Dans les pages de l’histoire d’Aurignac se dessine le schéma d’une famille ayant profondément influencé la scène politique et sociale du XIXe siècle : les Amiel-Dabeaux.
Une ascension fulgurante
Au centre de cette saga familiale, Joseph Jean Louis Simon Amiel-Dabeaux se distingue comme une figure marquante. Né le 9 février 1829 à Aurignac, il est le fils de Jean Louis Simon Mathieu Amiel, un médecin respecté, et de Sylvie Gabrielle Dominiquette Anne Dabeaux. Son parcours professionnel illustre l’ascension spectaculaire de cette famille dans la société.
Diplômé en droit, Joseph Amiel-Dabeaux progresse rapidement dans l’administration publique. D’abord employé au ministère, il devient le secrétaire particulier de son oncle, préfet de l’Aude, avant de tenir des postes de sous-préfet à Bagnères-de-Bigorre et Thiers. Son sommet de carrière arrive en 1873, lorsqu'il est nommé préfet de la Drôme, où il restera jusqu’en 1876. En reconnaissance de ses services, il est décoré Chevalier de la Légion d’honneur en 1867.

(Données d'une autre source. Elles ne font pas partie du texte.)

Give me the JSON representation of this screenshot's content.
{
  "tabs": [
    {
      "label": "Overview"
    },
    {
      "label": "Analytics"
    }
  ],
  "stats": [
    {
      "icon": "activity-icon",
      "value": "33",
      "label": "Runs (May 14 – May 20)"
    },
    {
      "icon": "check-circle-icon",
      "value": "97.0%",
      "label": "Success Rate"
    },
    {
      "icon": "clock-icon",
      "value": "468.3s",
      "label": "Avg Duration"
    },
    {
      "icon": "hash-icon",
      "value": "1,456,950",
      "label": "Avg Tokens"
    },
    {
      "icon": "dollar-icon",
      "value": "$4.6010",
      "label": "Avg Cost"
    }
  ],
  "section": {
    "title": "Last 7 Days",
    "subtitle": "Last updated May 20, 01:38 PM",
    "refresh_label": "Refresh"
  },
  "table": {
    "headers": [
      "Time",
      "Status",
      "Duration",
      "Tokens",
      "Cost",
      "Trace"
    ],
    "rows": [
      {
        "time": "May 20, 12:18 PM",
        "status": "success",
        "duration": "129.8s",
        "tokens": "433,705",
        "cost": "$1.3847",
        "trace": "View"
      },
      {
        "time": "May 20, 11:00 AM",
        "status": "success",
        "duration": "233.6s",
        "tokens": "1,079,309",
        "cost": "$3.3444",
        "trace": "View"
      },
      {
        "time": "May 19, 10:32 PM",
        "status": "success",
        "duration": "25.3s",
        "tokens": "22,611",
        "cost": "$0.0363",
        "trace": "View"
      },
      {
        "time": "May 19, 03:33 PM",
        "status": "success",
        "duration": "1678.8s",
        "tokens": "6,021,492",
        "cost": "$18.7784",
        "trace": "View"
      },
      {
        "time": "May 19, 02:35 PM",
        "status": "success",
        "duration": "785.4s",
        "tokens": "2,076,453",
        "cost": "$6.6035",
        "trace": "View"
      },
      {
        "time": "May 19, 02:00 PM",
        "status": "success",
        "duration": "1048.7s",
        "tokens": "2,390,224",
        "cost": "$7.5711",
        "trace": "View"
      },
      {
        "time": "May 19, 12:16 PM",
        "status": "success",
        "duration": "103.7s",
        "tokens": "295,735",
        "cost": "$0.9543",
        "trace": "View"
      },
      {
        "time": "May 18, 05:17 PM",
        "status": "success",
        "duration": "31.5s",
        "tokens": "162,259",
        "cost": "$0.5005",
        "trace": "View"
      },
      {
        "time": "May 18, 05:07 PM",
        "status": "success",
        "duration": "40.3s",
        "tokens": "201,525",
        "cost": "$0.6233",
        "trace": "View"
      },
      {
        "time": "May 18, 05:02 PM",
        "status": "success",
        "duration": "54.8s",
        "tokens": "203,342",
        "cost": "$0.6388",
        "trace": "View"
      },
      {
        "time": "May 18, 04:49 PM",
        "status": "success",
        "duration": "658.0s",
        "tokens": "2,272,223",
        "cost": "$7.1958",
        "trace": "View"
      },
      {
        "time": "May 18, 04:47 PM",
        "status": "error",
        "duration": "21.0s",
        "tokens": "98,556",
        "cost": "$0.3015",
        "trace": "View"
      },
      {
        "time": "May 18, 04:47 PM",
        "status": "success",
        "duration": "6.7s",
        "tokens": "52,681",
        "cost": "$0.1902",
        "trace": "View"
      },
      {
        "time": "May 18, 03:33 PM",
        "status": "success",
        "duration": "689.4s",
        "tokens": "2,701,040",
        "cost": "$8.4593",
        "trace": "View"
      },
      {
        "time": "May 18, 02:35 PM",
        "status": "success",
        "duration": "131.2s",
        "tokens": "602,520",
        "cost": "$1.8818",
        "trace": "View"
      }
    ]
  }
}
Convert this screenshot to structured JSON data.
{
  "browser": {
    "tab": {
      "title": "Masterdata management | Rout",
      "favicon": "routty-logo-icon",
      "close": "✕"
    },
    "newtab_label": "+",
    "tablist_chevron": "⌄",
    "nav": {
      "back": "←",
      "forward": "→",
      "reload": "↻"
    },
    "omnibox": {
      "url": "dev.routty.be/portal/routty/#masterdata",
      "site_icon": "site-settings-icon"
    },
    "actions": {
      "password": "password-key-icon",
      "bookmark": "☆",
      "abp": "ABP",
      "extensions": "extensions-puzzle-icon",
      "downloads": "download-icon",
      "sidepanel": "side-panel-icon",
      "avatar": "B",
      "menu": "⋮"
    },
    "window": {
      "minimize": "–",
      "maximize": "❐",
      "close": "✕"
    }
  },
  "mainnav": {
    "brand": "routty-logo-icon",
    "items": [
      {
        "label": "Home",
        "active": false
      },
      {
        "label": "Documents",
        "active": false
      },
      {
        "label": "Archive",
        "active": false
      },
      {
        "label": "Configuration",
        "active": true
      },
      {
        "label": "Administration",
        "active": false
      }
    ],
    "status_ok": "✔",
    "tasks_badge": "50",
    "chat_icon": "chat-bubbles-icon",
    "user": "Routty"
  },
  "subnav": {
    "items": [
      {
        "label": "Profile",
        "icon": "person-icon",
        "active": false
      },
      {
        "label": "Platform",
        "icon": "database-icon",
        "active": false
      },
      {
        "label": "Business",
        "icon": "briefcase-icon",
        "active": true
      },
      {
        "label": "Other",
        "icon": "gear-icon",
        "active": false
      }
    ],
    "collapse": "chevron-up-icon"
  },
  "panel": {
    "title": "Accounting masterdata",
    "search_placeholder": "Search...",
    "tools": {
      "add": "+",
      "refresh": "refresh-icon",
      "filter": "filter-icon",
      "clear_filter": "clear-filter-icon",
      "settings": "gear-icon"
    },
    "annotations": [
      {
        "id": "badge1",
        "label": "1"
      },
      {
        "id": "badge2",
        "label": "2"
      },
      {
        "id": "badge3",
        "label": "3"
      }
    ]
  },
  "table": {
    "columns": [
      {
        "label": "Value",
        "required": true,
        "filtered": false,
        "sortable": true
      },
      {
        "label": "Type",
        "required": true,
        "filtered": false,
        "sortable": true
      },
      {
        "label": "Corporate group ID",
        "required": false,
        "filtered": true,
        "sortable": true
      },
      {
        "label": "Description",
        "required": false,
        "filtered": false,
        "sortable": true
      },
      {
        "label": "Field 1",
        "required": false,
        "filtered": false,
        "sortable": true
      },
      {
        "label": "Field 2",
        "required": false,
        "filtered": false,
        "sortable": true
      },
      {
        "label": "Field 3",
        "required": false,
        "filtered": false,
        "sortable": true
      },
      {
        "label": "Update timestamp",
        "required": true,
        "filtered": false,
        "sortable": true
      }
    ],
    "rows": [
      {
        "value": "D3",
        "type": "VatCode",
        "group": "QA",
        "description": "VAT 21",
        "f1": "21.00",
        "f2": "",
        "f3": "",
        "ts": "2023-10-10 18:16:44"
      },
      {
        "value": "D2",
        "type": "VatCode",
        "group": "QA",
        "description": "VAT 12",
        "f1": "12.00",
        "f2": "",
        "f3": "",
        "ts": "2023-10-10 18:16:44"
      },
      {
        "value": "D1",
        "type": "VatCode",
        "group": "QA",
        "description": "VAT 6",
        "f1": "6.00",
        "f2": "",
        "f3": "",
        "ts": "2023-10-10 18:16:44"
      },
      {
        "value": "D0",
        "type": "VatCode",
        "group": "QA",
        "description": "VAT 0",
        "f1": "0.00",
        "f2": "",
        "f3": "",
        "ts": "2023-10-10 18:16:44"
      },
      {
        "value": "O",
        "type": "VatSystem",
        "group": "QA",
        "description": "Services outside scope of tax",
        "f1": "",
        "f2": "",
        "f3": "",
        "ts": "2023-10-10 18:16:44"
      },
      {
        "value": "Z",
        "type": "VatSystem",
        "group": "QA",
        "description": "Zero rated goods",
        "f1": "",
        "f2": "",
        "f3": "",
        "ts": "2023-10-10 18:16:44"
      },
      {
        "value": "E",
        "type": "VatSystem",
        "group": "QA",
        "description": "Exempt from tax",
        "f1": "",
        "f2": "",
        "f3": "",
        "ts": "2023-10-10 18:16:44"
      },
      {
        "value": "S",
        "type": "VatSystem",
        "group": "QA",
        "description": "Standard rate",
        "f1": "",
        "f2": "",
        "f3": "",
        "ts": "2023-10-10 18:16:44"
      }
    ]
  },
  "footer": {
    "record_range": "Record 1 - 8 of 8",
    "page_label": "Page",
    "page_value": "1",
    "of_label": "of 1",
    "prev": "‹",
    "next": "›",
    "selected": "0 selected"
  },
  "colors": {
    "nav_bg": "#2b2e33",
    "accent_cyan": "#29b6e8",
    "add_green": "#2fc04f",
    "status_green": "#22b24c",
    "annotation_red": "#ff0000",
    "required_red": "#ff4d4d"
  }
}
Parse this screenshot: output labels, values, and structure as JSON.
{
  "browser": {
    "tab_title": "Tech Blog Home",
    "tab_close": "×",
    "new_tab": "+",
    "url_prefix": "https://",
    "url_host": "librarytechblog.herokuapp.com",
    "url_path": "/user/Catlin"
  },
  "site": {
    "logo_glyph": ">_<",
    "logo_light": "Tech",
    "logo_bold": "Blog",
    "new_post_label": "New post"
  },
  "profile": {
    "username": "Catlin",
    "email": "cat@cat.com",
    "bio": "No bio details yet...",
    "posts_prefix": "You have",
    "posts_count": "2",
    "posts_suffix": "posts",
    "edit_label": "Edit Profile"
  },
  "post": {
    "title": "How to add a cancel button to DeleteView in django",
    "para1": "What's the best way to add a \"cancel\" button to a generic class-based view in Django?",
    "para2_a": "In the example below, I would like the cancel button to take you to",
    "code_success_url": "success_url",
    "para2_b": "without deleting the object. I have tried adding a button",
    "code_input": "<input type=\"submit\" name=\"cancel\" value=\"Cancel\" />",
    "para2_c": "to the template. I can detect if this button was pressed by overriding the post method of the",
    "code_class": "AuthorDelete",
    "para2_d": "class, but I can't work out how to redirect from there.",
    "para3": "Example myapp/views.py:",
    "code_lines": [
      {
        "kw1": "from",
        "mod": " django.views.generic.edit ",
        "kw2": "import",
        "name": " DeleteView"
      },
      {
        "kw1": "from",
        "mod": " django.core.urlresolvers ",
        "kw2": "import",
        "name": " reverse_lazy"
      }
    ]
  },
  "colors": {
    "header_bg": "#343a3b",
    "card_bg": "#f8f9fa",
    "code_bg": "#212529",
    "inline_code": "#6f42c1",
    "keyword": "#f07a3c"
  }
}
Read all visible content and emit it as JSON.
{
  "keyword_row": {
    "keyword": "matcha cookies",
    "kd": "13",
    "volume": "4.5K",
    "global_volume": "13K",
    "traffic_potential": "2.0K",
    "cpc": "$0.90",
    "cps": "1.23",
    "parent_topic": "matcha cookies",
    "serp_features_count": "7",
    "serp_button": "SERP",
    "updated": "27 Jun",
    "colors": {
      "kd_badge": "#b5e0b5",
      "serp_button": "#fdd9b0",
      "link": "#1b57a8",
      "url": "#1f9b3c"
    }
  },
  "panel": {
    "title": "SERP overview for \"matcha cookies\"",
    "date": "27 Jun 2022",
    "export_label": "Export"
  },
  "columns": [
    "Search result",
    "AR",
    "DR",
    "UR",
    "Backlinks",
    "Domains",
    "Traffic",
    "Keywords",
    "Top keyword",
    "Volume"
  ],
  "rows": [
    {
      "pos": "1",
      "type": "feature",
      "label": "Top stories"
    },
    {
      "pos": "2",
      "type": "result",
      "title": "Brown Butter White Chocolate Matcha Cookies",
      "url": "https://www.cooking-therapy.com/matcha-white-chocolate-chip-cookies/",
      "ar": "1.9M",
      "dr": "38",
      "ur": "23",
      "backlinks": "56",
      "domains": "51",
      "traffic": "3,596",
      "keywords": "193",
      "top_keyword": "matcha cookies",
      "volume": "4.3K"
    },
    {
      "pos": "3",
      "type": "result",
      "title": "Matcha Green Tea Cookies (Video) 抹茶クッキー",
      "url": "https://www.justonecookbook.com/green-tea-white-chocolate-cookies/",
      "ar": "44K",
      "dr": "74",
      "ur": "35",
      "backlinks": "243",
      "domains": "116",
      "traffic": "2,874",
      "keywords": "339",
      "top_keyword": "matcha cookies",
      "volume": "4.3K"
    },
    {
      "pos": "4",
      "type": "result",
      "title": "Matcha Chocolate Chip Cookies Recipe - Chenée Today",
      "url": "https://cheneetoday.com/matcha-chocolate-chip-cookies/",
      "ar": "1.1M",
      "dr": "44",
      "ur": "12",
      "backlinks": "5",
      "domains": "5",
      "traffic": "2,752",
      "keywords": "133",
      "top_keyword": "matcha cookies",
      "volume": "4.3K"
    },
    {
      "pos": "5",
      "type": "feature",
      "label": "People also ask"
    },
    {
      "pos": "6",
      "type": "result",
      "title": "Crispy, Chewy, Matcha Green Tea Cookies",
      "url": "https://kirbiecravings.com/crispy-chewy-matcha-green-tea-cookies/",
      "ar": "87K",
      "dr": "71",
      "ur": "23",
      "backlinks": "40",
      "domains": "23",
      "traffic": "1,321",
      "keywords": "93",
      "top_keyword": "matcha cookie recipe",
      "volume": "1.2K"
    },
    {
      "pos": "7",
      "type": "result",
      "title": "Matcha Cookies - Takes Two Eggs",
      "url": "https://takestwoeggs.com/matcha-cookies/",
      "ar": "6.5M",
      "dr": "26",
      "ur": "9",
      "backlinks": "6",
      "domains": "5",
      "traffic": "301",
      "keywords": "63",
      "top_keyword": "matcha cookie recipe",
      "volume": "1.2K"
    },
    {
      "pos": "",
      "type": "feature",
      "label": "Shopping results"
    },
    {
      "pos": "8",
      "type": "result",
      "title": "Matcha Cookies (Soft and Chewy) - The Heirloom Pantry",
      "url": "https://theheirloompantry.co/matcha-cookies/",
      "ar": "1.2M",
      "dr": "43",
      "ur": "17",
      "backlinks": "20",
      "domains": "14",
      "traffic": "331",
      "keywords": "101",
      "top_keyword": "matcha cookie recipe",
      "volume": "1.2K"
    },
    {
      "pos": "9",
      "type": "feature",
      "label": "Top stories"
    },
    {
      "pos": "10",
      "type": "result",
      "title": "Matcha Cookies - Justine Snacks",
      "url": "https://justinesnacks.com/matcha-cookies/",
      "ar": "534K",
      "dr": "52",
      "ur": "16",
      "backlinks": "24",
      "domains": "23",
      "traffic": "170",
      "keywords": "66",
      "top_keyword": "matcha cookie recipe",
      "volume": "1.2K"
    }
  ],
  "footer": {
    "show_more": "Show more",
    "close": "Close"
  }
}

Un réseau familial puissant
L'influence des Amiel-Dabeaux dépasse largement la seule personnalité de Joseph. Son oncle, François Dabeaux de Rieutort, fut un homme politique influent, député de la Haute-Garonne puis de l’Aude. Il a soutenu le coup d’État de Louis-Napoléon Bonaparte et a été préfet de l’Aude, participant activement au soutien du Second Empire. De plus, il a occupé le poste de maire à Aurignac de 1833 à 1854, et c’est Lucien Amiel qui lui succédera au conseil général.
Tout au long du XIXe siècle, cette famille a fourni à Aurignac et sa région de nombreux notables, du médecin au notaire, en passant par des maires et des avocats, les Amiel et les Dabeaux occupant des postes clés dans l’administration locale et nationale.
Une anecdote historique
Parmi les membres notables de la famille, Jean Louis Simon Mathieu Amiel, père de Joseph et maire d’Aurignac de 1854 à 1866, a fait une rencontre mémorable avec l’histoire préhistorique locale. Lors de la redécouverte d’ossements humains dans l'abri préhistorique d'Aurignac, il ordonna l’ensevelissement de dix-sept squelettes, négligeant ainsi une découverte archéologique majeure, selon des sources d'archéologie locales.
Un héritage durable
Les Amiel-Dabeaux ont su maintenir leur influence à travers les bouleversements politiques. Ernest Amiel-Dabeaux, par exemple, a été sous-préfet durant le Second Empire puis sous la Troisième République, illustrant la capacité d’adaptation de cette lignée. Le changement de nom, ajoutant "Dabeaux" à "Amiel" en 1861, témoigne de l'importance des alliances matrimoniales dans leur ascension au pouvoir.
Ainsi, l’histoire des Amiel-Dabeaux est emblématique des dynamiques d'ascension sociale et politique du XIXe siècle en France, où les relations familiales et les compétences individuelles se sont entremêlées pour forger des dynasties influentes. Selon l'historien local Jean-Pierre Martin, cette dynamique familiale a été essentielle pour comprendre la structure sociale de l'époque.